Nato a Como nel 1861, Senofonte era arrivato a otto anni a Cuneo insieme alla famiglia, al seguito del padre. Come si è visto, rapito dalle scienze naturali, il nostro Senofonte non si arrestò agli spettri adolescenziali di piazza Virginio.
S’iscrisse davvero all’Università, laureandosi in Scienze naturali a Genova (aveva iniziato a Torino, ma nel frattempo il padre era stato trasferito a Sanremo) ma non prima di aver dato prova di doti notevoli di botanico, e questo a cominciare dagli anni di permanenza nella nostra città. A vent’anni, infatti, nel giugno del 1881, come documenta una nota del professor Corrado Boccaccini (1855-1902), che insegnò per venticinque anni scienze naturali al “Pellico”, Squinabol aveva trovato alla confluenza Gesso-Stura un rarissimo esemplare di Typha minima, pianta la cui scoperta cuneese è, alla lontana, all’origine del Sito naturale di Importanza Comunitaria Stura di Demonte.
Ma era solo agli inizi della sua attività. Lasciata la nostra città per gli studi superiori, diventò assistente presso la Facoltà di Scienze dell’Università genovese, presso la quale cominciò a pubblicare lavori di paleontologia e geologia, non ultimo insieme a studiosi illustri come Arturo Issel (1842-1922). Intorno al 1894, però, presso quell’ateneo dovette capitargli qualche guaio di natura amministrativa, perché lo abbandonò per andare a insegnare in un istituto tecnico di Padova, dove proseguì anche la sua attività di ricerca in specie come geologo ma orientandosi sempre più all’insegnamento nella scuola secondaria e alla stesura di manuali di scienze. Suo fratello maggiore, Giacomo, fu ufficiale degli alpini e rimase nella Granda, perché prestò servizio in reggimenti stanziati a Ceva e a Mondovì.
Lontano a lungo dalla nostra regione, Squinabol vi rientrò intorno al 1908 per andare ad abitare con la famiglia a Torino, dove fu a lungo insegnante, preside dell’Istituto Tecnico “Sommeiller”, collaboratore importante per le collane scientifiche della casa editrice “Paravia”, provveditore agli studi per le scuole medie della provincia e libero docente presso l’Università. Nel complesso ha al suo attivo più di cento pubblicazioni.

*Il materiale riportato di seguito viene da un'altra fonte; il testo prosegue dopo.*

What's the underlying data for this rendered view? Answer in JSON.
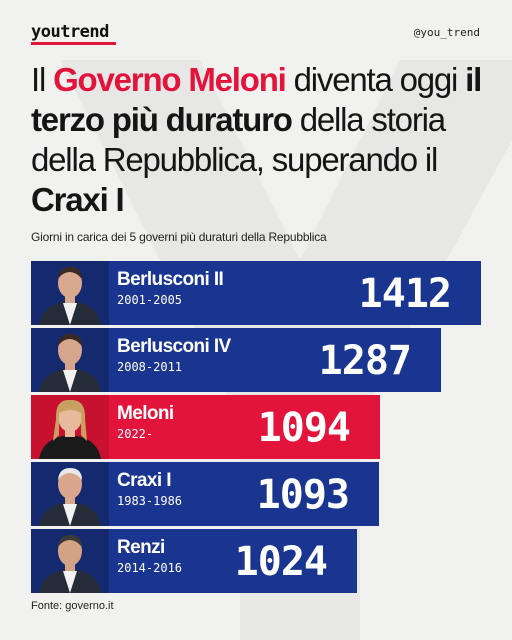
{
  "brand": "youtrend",
  "handle": "@you_trend",
  "colors": {
    "accent": "#e3143c",
    "bar_blue": "#1a3590",
    "bar_red": "#e3143c"
  },
  "headline": {
    "p1": "Il ",
    "p2": "Governo Meloni",
    "p3": " diventa oggi ",
    "p4": "il terzo più duraturo",
    "p5": " della storia della Repubblica, superando il ",
    "p6": "Craxi I"
  },
  "chart_data": {
    "type": "bar",
    "orientation": "horizontal",
    "title": "Giorni in carica dei 5 governi più duraturi della Repubblica",
    "categories": [
      "Berlusconi II",
      "Berlusconi IV",
      "Meloni",
      "Craxi I",
      "Renzi"
    ],
    "years": [
      "2001-2005",
      "2008-2011",
      "2022-",
      "1983-1986",
      "2014-2016"
    ],
    "values": [
      1412,
      1287,
      1094,
      1093,
      1024
    ],
    "highlight": "Meloni",
    "icons": [
      "portrait-icon",
      "portrait-icon",
      "portrait-icon",
      "portrait-icon",
      "portrait-icon"
    ]
  },
  "source": "Fonte: governo.it"
}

Morì l’11 maggio 1941 nella sua casa di corso d’Annunzio 38, a Torino, assistito dai tre figli.
E forse, chissà, se nel marzo del 1879 non avesse giocato ai fantasmi nel centro di Cuneo, non sarebbe diventato uno scienziato e la sua vita sarebbe trascorsa senza le passioni, la furia dello studio e della ricerca sulla natura per le quali, ancora oggi, sopravvive nei cataloghi delle biblioteche italiane e straniere.